In fact, the most notable thing that the Wii U added to the gaming world was Amiibos — an entirely new type of micro-transaction that also drives up demand with weird exclusivity deals that make them seem much rarer than they actually are. In case you can’t tell, I’m not a fan of Amiibos.

Rayman Legends was probably the one truly memorable game I did get into on the Wii U (and I have to acknowledge the success of Splatoon even though I haven’t got around to playing it myself), though due to myriad issues it ended up being released on all platforms rather than as a Wii U launch exclusive — and reportedly plays better on the PS4 or XBone.

Most of my favourite games on the WiiU were the multiplayer games, experiences that you can thankfully still count on Nintendo to provide even as other consoles turn more and more to online play. Mario Kart 8 somehow managed to further improve on what has always worked with a very simple concept (although the same can’t be said for recent Mario Party games), and Nintendoland gave us some of the most inventive use of the Game Pad as the Wii U ever got to see.

But as much as the Wii U is great to drag out when you have a couple of friends over and you’ve had a few glasses of wine, my console sees very little use outside of those moments. These are the kinds of games that make you enjoy a console — but they don’t make you love it.

Honestly, my Wii U has seen the most use as an emulator — whether it’s playing backwards-compatible Wii Games or something on Virtual Console. I’ve dragged out both Super Mario Galaxies, the entire Metroid Prime trilogy, and even loaded up the original Wii version of Twilight Princess (because I refuse to pay money for an HD remake of a game that I already own).
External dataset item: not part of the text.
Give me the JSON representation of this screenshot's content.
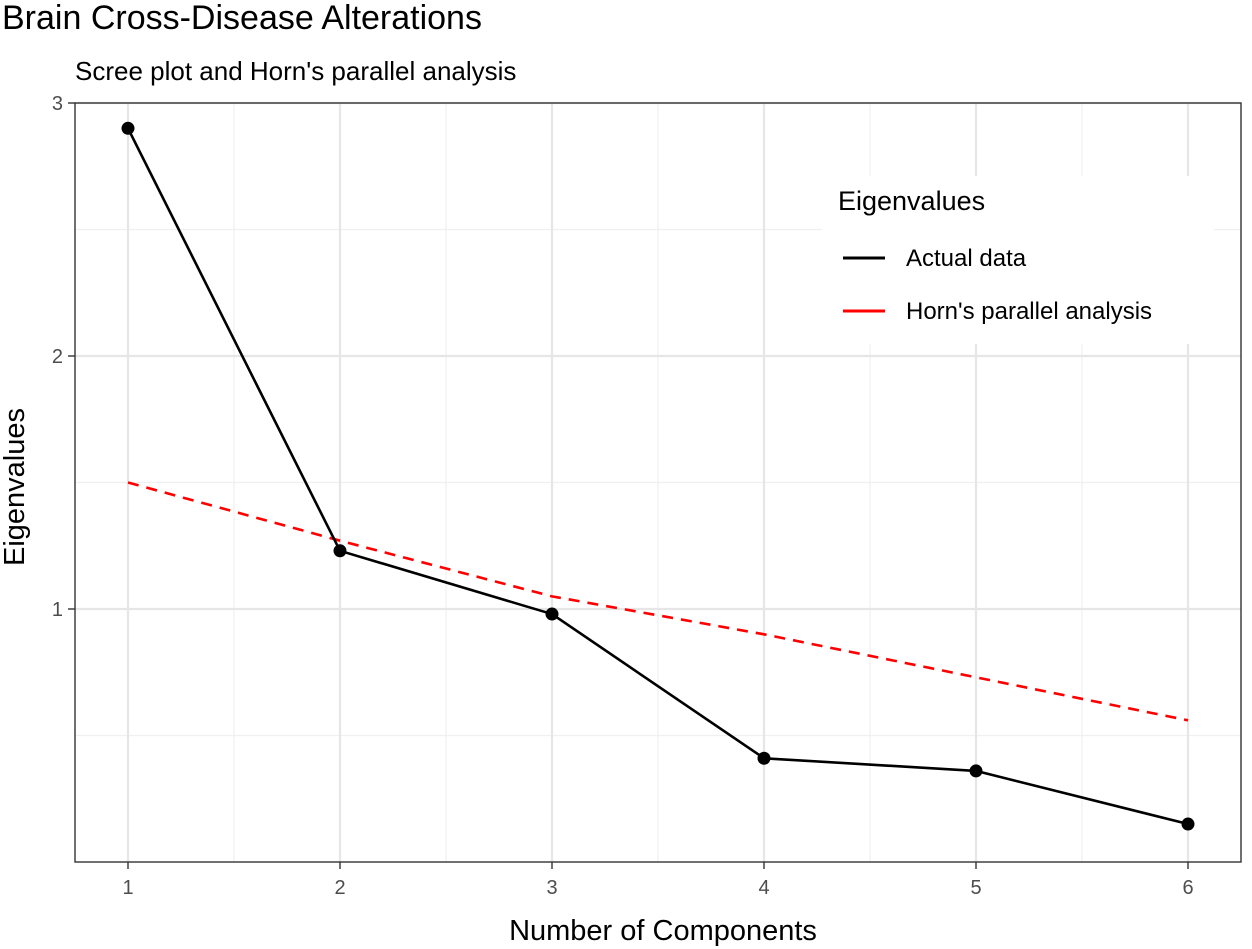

While the fact that you didn’t have to buy new controllers for the Wii U if you were already a Wii owner was nice in an industry that loves to sell you peripherals and accessories, it only added to a niggling feeling that I had after my first year with the console — that the Wii U, consistent with its name, was not so much a new console, but a footnote to the far more successful Wii that came before it.

The Wii U met with an undeniably rocky start, though even then it had potential — all it needed was games. Was Nintendo already working on its next console, abandoning the disappointing Wii U? Or was its increased emphasis on micro-transactions and Amiibos to blame for the general dearth of new content?

I don’t hate the Wii U. I just hate that Nintendo never gave it the chance it needed to reach its potential.